Junta y rectores coinciden en que, pese a las dificultades, el año termina bien y apuestan comenzar el que viene de forma presencial garantizando la seguridad

Este curso tanto escolar como universitario pasará a la historia por la crisis sanitaria y porque hubo de suspenderse cuando empieza lo importante por así decirlo, pero también por la gran respuesta que se ha dado tanto el Gobierno autonómico como desde las universidades y centros educativos pasando por los profesores, alumnos y padres, que han tenido que adaptarse en tiempo récord a las circunstancias y lo han conseguido, gracias a las nuevas tecnologías y a un esfuerzo extra sin igual.

Un curso, que en lo que se refiere al ámbito de la Universidad, que va terminar desde la normalidad e incluso con la garantía de que los que vengan del Bachillerato tendrán asegurada la prueba de acceso a la Universidad, la Ebau, prevista para julio a falta del cómo y dónde habrá que celebrarla y con qué medidas.

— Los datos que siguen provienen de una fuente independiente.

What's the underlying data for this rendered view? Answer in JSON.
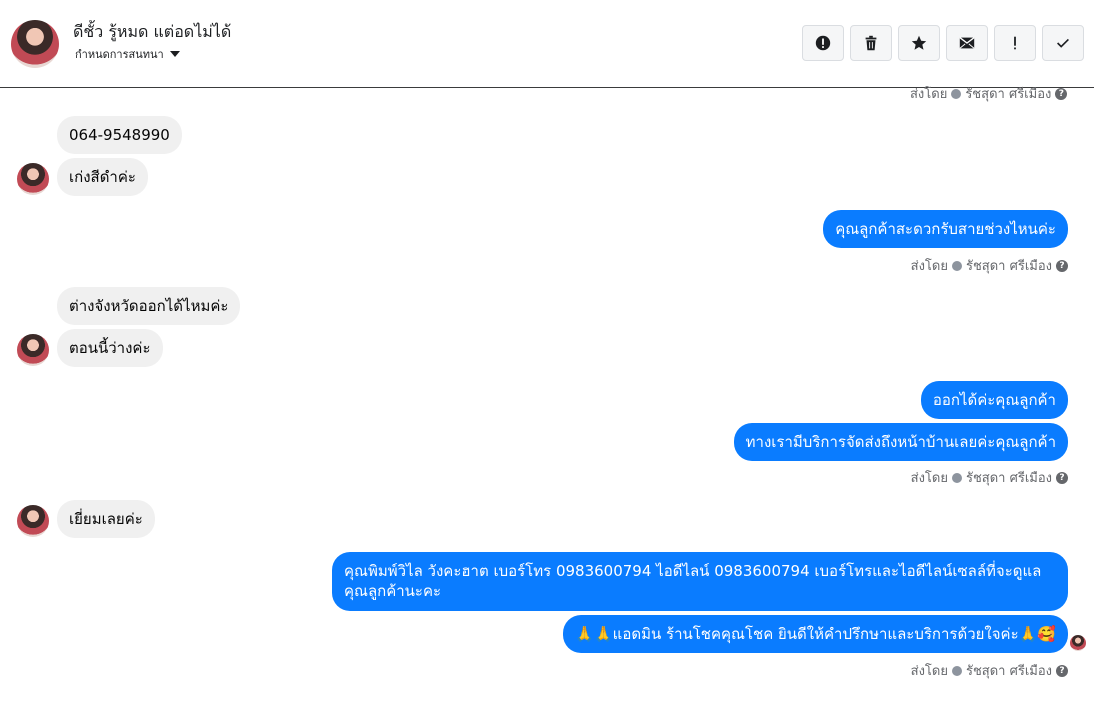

Además, según han coincidido en señalar tanto la consejera de Educación, Rocío Lucas, como los rectores de las cuatro universidades públicas de esta Comunidad, durante la reunión por videoconferencia que han mantenido este viernes para analizar el desarrollo del presente curso y su adaptación a la educación a distancia, existe una firme y decidida apuesta por comenzar el año que viene las clases de manera presencial, pero siempre con la seguridad y la salud por bandera

En este sentido, la consejera aseguraba que la docencia en las aulas “es una de las grandes fortalezas del sistema universitario público”, y por ello las propias universidades han trasladado a la Consejería de Educació su intención de empezar el próximo curso de forma presencial pero reforzando las capacidades tecnológicas con las que ya cuentan, por si acaso no se pudiera y hubiera que insistir en las clases online.

Test masivos

Asimismo, esta defensa por la seguridad y la salud de los estudiantes y los trabajadores se ponía de manifiesto durante este encuentro, donde la consejera acordaba con los rectores de las universidades de Valladolid, Burgos, León y Salamanca realizar test masivos a todas las plantillas de personal universitario, sí como reorganizar los espacios de tal forma que puedan respetar la distancia de seguridad e incluso reforzar los campus virtuales.

Lucas apuntaba que habrá formación intensiva para los docentes y que se actualizarán los recursos tecnológicos con los que cuentan los campus, entre ellos los financiados por la Consejería de Educación, como el programa de Apoyo a las Enseñanzas online de los años 2020-2021.

Finalmente, también había consenso en poner en marcha medidas económicas para ayudar a los alumnos que se encuentren en situación de vulnerabilidad por culpa de la pandemia, con la voluntad expresaad en más de una ocasión por todos los rectores de “no dejar a nadie atrás”.